Lettres de voyage (1892-1913)
L’ÉNIGME D’EMPIRE
A Halfa on sent le premier souffle d’une frontière. Ici le gouvernement Égyptien se retire à l’arrière-plan et même le bateau Cook ne s’arrête pas au beau milieu de la carte postale. Au bureau des Postes et Télégraphes, il y a des traces, très diluées, quoiqu’encore reconnaissables, d’administration militaire. Et la ville, ni où que ce soit, ni de quelque façon que ce soit, ne sent mauvais, ce qui prouve qu’on ne s’en occupe pas à la manière du pays.
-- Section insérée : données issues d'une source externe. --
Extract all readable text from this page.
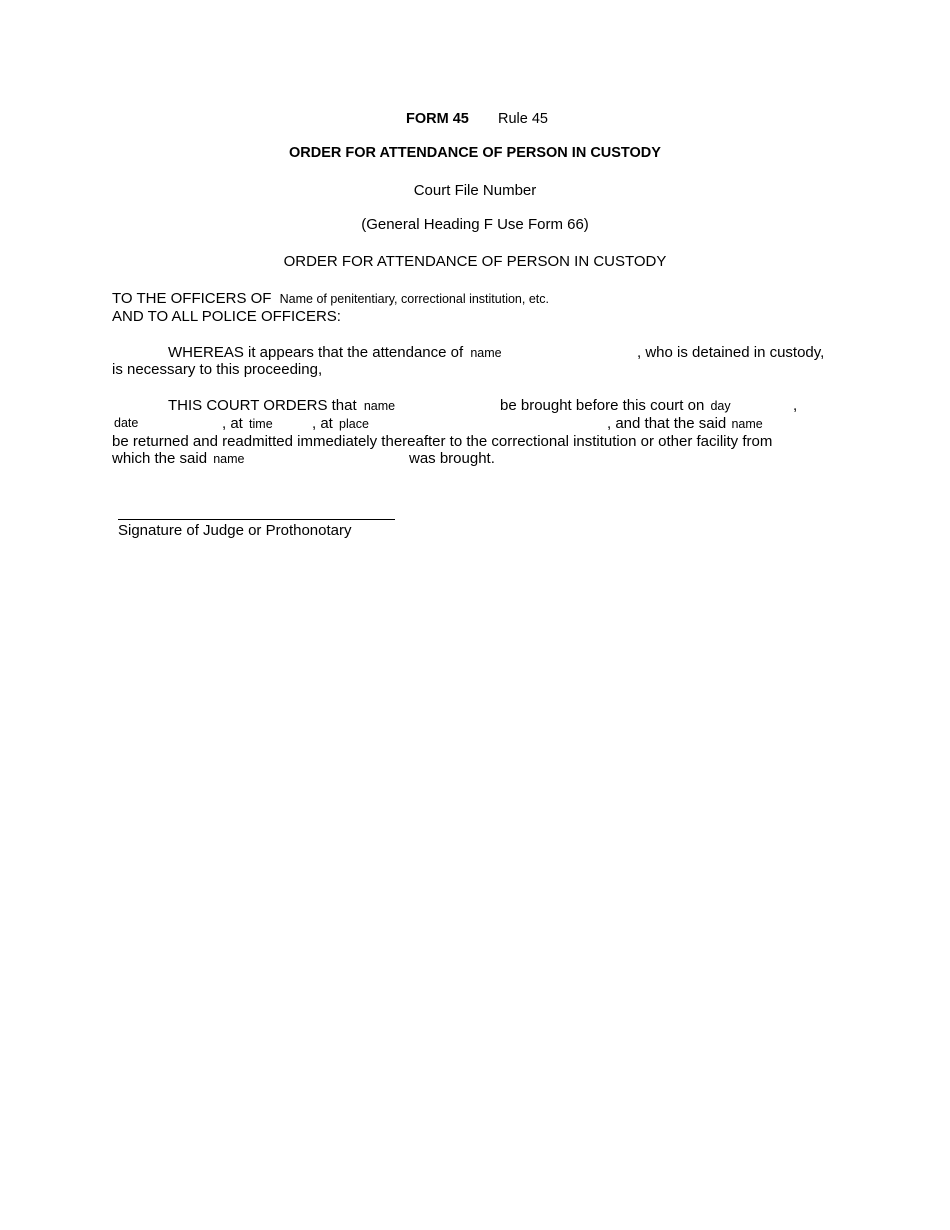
FORM 45 Rule 45
ORDER FOR ATTENDANCE OF PERSON IN CUSTODY
Court File Number
(General Heading F Use Form 66)
ORDER FOR ATTENDANCE OF PERSON IN CUSTODY
TO THE OFFICERS OF Name of penitentiary, correctional institution, etc.
AND TO ALL POLICE OFFICERS:
WHEREAS it appears that the attendance of name	, who is detained in custody,
is necessary to this proceeding,
THIS COURT ORDERS that name	be brought before this court on day	,
date	, at time	, at place	, and that the said name
be returned and readmitted immediately thereafter to the correctional institution or other facility from
which the said name	was brought.
Signature of Judge or Prothonotary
Il n’y a pas plus à y voir que dans le Ponton C 60, jadis l’Himalaya, vaisseau transportant les troupes de sa Majesté, mais qui, aujourd’hui, n’est plus qu’un ponton à charbon dans le Hamoaze à Plymouth. Une rive avec un étroit chemin en terrasse flanqué de maisons mi-orientales, quelques casernes, une mosquée et une demi-douzaine de rues formant angle droit avec le Désert arrivant à fond de train au bout de chacune, voilà en quoi consiste toute la ville. En remontant le fleuve, un kilomètre environ, sous des palmiers se trouvent des bungalows, restes apparemment de cantonnements, quelques boutiques pour réparations de machines, et des fragments de voie ferrée. Cela forme la plus misérable collection de maisons badigeonnées à la chaux, lamentables jardins, murs décatis, espaces nus foulés et piétinés que l’on peut imaginer ; et cependant chaque fragment de l’ensemble tressaille de la vie d’armées et de flottes dont il se souvient, tout comme le bol résonne encore après que le doigt qui l’a frotté ne le touche plus. Les hommes les plus invraissemblables y ont fait leur temps ; des provisions, par dix mille tonnes à la fois, ont été roulées ou poussées ou traînées jusqu’en haut des rives par des dizaines de milliers de mains éparses ; des hôpitaux s’y sont installés à l’aventure, se sont étendus prodigieusement ou se sont rapetissés, puis se sont évanouis avec les régiments qui eux-mêmes s’évanouissaient ; des voies de garages ont été installées, puis arrachées selon que les besoins variaient, puis enfin complètement oblitérées par le sable.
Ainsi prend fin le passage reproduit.